Comment by zbentley

Comment by zbentley 6 hours ago

0 replies

I think it's not quite that bad (and I know that this has been litigated to death all over the programmer internet).

If you are forking from a language/ecosystem that is extremely thread-friendly, (e.g. Go, Java, Erlang) fork is more risky. This is because such runtimes mean a high likelihood of there being threads doing fork-unsafe things at the moment of fork().

If you are forking from a language/ecosystem that is thread-unfriendly, fork is less risky. That isn't to say "it's always safe/low risk to run fork() in e.g. Python, Ruby, Perl", but in those contexts it's easier to prove/test invariants like "there are no threads running/so-and-so lock is not held at the point in my program when I fork", at which point the risks of fork(2) are much reduced.
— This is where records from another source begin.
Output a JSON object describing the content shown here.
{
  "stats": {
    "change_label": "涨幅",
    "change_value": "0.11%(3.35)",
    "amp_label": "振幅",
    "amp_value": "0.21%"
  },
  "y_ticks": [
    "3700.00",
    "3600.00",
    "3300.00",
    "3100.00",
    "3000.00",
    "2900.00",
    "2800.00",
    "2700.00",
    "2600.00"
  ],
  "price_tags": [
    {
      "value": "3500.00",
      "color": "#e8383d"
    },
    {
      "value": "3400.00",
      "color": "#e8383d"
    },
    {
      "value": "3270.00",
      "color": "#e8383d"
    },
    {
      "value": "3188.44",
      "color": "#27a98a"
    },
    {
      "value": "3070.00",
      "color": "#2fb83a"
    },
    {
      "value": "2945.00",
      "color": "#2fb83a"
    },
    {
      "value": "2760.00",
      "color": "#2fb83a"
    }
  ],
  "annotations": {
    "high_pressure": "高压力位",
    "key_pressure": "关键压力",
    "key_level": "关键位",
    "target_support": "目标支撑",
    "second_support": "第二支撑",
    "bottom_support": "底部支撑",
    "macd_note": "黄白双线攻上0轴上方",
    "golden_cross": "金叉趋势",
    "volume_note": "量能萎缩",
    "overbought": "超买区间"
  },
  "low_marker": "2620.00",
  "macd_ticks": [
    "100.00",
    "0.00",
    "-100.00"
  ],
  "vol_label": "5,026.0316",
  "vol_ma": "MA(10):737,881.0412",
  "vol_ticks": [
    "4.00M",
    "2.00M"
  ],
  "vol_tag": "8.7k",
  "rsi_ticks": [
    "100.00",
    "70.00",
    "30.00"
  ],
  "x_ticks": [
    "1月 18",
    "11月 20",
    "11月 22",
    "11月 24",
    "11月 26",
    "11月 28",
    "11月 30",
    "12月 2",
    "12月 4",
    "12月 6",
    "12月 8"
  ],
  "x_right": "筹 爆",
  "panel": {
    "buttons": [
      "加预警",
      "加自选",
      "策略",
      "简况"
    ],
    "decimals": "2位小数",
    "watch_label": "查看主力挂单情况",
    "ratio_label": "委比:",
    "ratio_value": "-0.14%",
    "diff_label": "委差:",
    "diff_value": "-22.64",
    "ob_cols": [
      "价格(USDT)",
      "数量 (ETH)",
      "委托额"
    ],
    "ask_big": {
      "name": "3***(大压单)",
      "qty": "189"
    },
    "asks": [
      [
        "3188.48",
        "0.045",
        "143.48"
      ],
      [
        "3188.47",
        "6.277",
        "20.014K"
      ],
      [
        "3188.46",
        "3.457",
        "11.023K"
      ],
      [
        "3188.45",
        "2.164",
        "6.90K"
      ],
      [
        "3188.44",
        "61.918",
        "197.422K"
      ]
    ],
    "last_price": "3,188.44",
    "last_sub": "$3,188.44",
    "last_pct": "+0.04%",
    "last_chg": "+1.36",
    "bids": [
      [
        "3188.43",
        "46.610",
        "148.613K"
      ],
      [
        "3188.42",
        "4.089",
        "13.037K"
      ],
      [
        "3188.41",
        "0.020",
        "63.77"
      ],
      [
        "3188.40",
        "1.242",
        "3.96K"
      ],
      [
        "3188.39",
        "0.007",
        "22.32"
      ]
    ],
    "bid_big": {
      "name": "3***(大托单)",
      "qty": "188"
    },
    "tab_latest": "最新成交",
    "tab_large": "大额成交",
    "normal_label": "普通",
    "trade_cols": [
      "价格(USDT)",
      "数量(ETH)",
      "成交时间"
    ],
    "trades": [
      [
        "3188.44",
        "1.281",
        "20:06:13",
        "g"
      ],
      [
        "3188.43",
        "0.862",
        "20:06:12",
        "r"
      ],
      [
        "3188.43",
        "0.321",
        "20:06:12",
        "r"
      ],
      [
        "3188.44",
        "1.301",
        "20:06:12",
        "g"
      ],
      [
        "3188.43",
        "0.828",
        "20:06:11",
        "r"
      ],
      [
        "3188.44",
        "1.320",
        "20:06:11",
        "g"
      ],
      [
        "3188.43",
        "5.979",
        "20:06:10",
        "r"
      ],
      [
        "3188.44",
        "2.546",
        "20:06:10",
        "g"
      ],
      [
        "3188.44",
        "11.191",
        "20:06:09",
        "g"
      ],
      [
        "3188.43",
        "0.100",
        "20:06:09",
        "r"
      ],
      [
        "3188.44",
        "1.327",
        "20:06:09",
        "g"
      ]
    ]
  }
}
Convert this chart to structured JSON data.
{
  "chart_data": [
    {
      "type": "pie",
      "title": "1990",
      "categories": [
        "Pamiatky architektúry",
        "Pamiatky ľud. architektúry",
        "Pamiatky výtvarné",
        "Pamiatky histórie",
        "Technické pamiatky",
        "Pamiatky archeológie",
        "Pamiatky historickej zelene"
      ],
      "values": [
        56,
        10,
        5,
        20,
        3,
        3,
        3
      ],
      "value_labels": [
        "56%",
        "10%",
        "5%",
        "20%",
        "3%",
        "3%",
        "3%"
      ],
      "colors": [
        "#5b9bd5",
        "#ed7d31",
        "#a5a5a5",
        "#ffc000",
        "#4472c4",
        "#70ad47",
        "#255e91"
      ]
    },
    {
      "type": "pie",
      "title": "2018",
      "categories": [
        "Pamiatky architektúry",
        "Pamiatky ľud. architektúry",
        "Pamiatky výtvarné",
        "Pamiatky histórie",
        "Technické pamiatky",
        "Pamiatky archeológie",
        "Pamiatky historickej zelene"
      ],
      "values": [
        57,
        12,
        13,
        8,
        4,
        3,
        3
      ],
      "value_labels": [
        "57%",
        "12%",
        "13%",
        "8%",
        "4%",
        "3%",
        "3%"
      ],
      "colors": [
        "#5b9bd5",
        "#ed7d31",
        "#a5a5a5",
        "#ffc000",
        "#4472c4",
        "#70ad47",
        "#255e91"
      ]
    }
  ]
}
To be clear, "reduced" is not the same as "gone"! You still have to reason about explicitly taken locks in the forking thread, file descriptors, signal handlers, and unexpected memory growth due to CoW/GC interactions. But that's a lot more tractable than the Java situation of "it's tricky to predict how many Java threads are active when I want to fork, and even trickier to know if there are any JNI/FFI-library-created raw pthreads running, the GC might be threaded, and checking for each of those things is still racy with my call to fork(2)".

You still have to make sure that that fork-safety invariants are true. But the effort to do that is extremely different depending on language platform.

Rust/C/C++ don't cleanly fit into either of those two (already mushy/subjective) categorizations, though. Whether forking is feasible in a given Rust/C/C++ codebase depends on what the code does and requires a tricky set of judgement calls and at-a-distance knowledge going forward to make sure that the codebase doesn't become fork-unsafe in harmful ways.